Square Enix is going ‘aggressively’ multiplatform after string of PS5 exclusives


Aerith kneels and prays, looking upward into a shaft of light, surrounded by organic architecture and suspended droplets of water, in Final Fantasy 7 Rebirth
Aerith in Final Fantasy 7 Rebirth. | Image: Square Enix

It sounds like Final Fantasy 16 and Final Fantasy 7 Rebirth really didn’t work out

Square Enix has revealed a new business plan — titled “Square Enix Reboots, and Awakens” — that will see the publisher “aggressively pursue” a multiplatform strategy for its biggest games across Nintendo, Xbox, PlayStation, and Windows PC.

While Square Enix has long been active across a wide range of platforms, it has a tradition of signing exclusivity deals for its biggest releases, typically with Sony. This year’s Final Fantasy 7 Rebirth and last year’s Final Fantasy 16 are currently exclusive to PlayStation 5, while games like Forspoken and the original Final Fantasy 7 Remake have been released across PlayStation and PC. Final Fantasy 14 has only just seen an Xbox release this past March, over a decade after it debuted on PC and PlayStation.

The wording of Square Enix’s new plan, released as part of the company’s latest financial report, suggests that this strategy will soon be a thing of the past. Square Enix said its goal was to “build an environment where more customers can enjoy our titles,” especially regarding “major franchises and AAA titles including catalog titles.” The mention of “catalog titles” suggests that previously exclusive games, like the Final Fantasy 7 series and Final Fantasy 16, may soon be coming to other platforms.

The move comes after reports suggested that both FF16 and FF7 Rebirth underperformed financially. Indeed, in its own report, Square Enix acknowledges “low profitability” in what it calls the “HD games” segment — meaning medium- to big-budget games for console systems and PC — which is an alarming thing to say about the financial year in which these two perceived juggernauts in the company’s most famous franchise were released.

Of course, Square Enix is not the only company wondering if platform exclusivity can work at all at scale anymore. Xbox has begun a controversial shift toward publishing its games on rival console platforms, while Sony is in the process of discovering the huge audience (as well as the potential pitfalls) that can it can find as a multiplatform publisher with Helldivers 2. Square Enix’s language about finding a wider audience for its games echoes that used by Microsoft to defend its own decision.

Other points in Square Enix’s plan — which covers the period from now through March 2027 — include a “shift from quantity to quality” from a publisher that has been known to flood the market with smaller releases. Quality’s great, of course, but the plan to “regularly release AAA titles in [Square Enix’s] major franchises” sounds a little like the risk aversion and sequelitis that has set in at every major game publisher. Square Enix said it had canceled several games that did not fit its new strategy.

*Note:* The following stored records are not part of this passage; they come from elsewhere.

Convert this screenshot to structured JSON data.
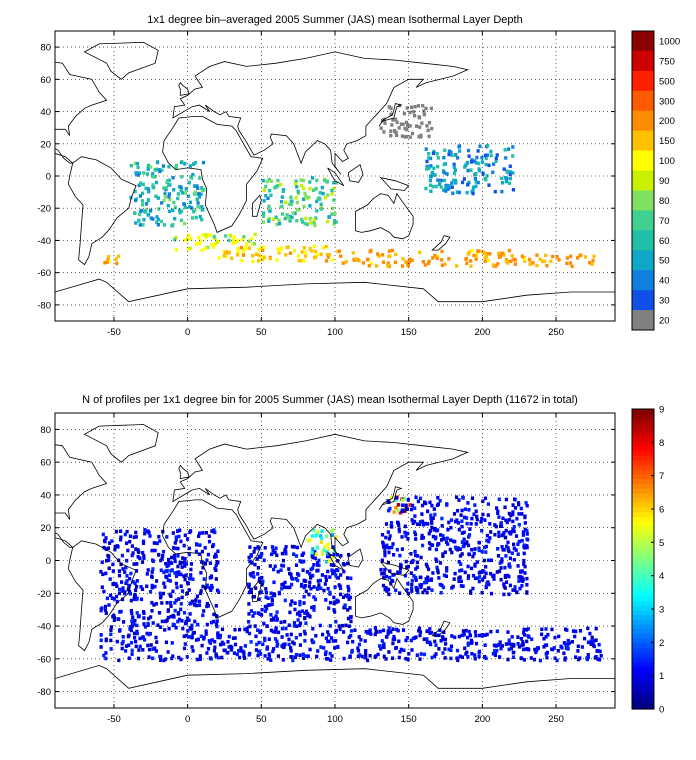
{
  "maps": [
    {
      "id": "ild",
      "title": "1x1 degree bin–averaged 2005 Summer (JAS) mean Isothermal Layer Depth",
      "x_ticks": [
        "-50",
        "0",
        "50",
        "100",
        "150",
        "200",
        "250"
      ],
      "y_ticks": [
        "80",
        "60",
        "40",
        "20",
        "0",
        "-20",
        "-40",
        "-60",
        "-80"
      ],
      "colorbar": {
        "type": "discrete",
        "labels": [
          "1000",
          "750",
          "500",
          "300",
          "200",
          "150",
          "100",
          "90",
          "80",
          "70",
          "60",
          "50",
          "40",
          "30",
          "20"
        ],
        "colors": [
          "#8b0000",
          "#cc0000",
          "#ff2000",
          "#ff5a00",
          "#ff8c00",
          "#ffc000",
          "#ffff00",
          "#c8f000",
          "#80e060",
          "#40d090",
          "#20c0a8",
          "#10a8c8",
          "#1080e0",
          "#1050e8",
          "#808080"
        ]
      }
    },
    {
      "id": "count",
      "title": "N of profiles per 1x1 degree bin for 2005 Summer (JAS) mean Isothermal Layer Depth  (11672 in total)",
      "x_ticks": [
        "-50",
        "0",
        "50",
        "100",
        "150",
        "200",
        "250"
      ],
      "y_ticks": [
        "80",
        "60",
        "40",
        "20",
        "0",
        "-20",
        "-40",
        "-60",
        "-80"
      ],
      "colorbar": {
        "type": "continuous",
        "labels": [
          "9",
          "8",
          "7",
          "6",
          "5",
          "4",
          "3",
          "2",
          "1",
          "0"
        ],
        "colormap": "jet"
      }
    }
  ],
  "chart_data": [
    {
      "type": "heatmap",
      "title": "1x1 degree bin–averaged 2005 Summer (JAS) mean Isothermal Layer Depth",
      "xlim": [
        -90,
        290
      ],
      "ylim": [
        -90,
        90
      ],
      "grid": true,
      "colorbar_levels": [
        20,
        30,
        40,
        50,
        60,
        70,
        80,
        90,
        100,
        150,
        200,
        300,
        500,
        750,
        1000
      ],
      "regions": [
        {
          "lon": [
            -10,
            50
          ],
          "lat": [
            -45,
            -35
          ],
          "value": 100
        },
        {
          "lon": [
            20,
            60
          ],
          "lat": [
            -52,
            -42
          ],
          "value": 150
        },
        {
          "lon": [
            -60,
            -45
          ],
          "lat": [
            -54,
            -48
          ],
          "value": 200
        },
        {
          "lon": [
            60,
            100
          ],
          "lat": [
            -52,
            -42
          ],
          "value": 150
        },
        {
          "lon": [
            100,
            150
          ],
          "lat": [
            -55,
            -45
          ],
          "value": 200
        },
        {
          "lon": [
            150,
            220
          ],
          "lat": [
            -55,
            -45
          ],
          "value": 200
        },
        {
          "lon": [
            220,
            280
          ],
          "lat": [
            -55,
            -48
          ],
          "value": 200
        },
        {
          "lon": [
            130,
            165
          ],
          "lat": [
            25,
            45
          ],
          "value": 20
        },
        {
          "lon": [
            160,
            220
          ],
          "lat": [
            -10,
            20
          ],
          "value": 50
        },
        {
          "lon": [
            -40,
            10
          ],
          "lat": [
            -30,
            10
          ],
          "value": 60
        },
        {
          "lon": [
            50,
            100
          ],
          "lat": [
            -30,
            0
          ],
          "value": 70
        }
      ]
    },
    {
      "type": "heatmap",
      "title": "N of profiles per 1x1 degree bin for 2005 Summer (JAS) mean Isothermal Layer Depth  (11672 in total)",
      "xlim": [
        -90,
        290
      ],
      "ylim": [
        -90,
        90
      ],
      "grid": true,
      "colorbar_range": [
        0,
        9
      ],
      "total_profiles": 11672,
      "regions": [
        {
          "lon": [
            135,
            150
          ],
          "lat": [
            28,
            42
          ],
          "value": 7
        },
        {
          "lon": [
            -60,
            280
          ],
          "lat": [
            -60,
            -40
          ],
          "value": 1
        },
        {
          "lon": [
            130,
            230
          ],
          "lat": [
            -20,
            40
          ],
          "value": 1
        },
        {
          "lon": [
            -60,
            20
          ],
          "lat": [
            -40,
            20
          ],
          "value": 1
        },
        {
          "lon": [
            40,
            110
          ],
          "lat": [
            -40,
            10
          ],
          "value": 1
        },
        {
          "lon": [
            80,
            100
          ],
          "lat": [
            0,
            20
          ],
          "value": 4
        }
      ]
    }
  ]
}
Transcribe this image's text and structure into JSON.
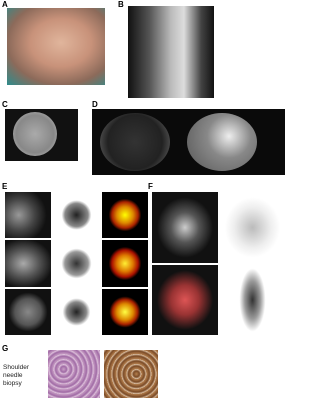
{
  "panels": [
    {
      "label": "A"
    },
    {
      "label": "B"
    },
    {
      "label": "C"
    },
    {
      "label": "D"
    },
    {
      "label": "E"
    },
    {
      "label": "F"
    },
    {
      "label": "G",
      "caption": "Shoulder needle biopsy"
    }
  ]
}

In addition, Square Enix said that it aims to concentrate on in-house development and restructure its internal studios, or “business units,” to be more integrated — suggesting that the company’s long era of fiefdoms led by powerful individual producers with big personalities may be coming to an end. Reports have suggested that the current setup can be disorganized and frustrating for employees, but there’s no doubt that it also leads to games with a strong personal flavor. Whether or not Square Enix can keep the “balance between the creativity of its individual employees and the management centered on the organization,” as it says it intends to, will be key.

Overall, the business plan paints a picture of a company in crisis mode seeking to reboot itself — and of a game industry where AAA budgets and platform exclusivity just don’t mix anymore.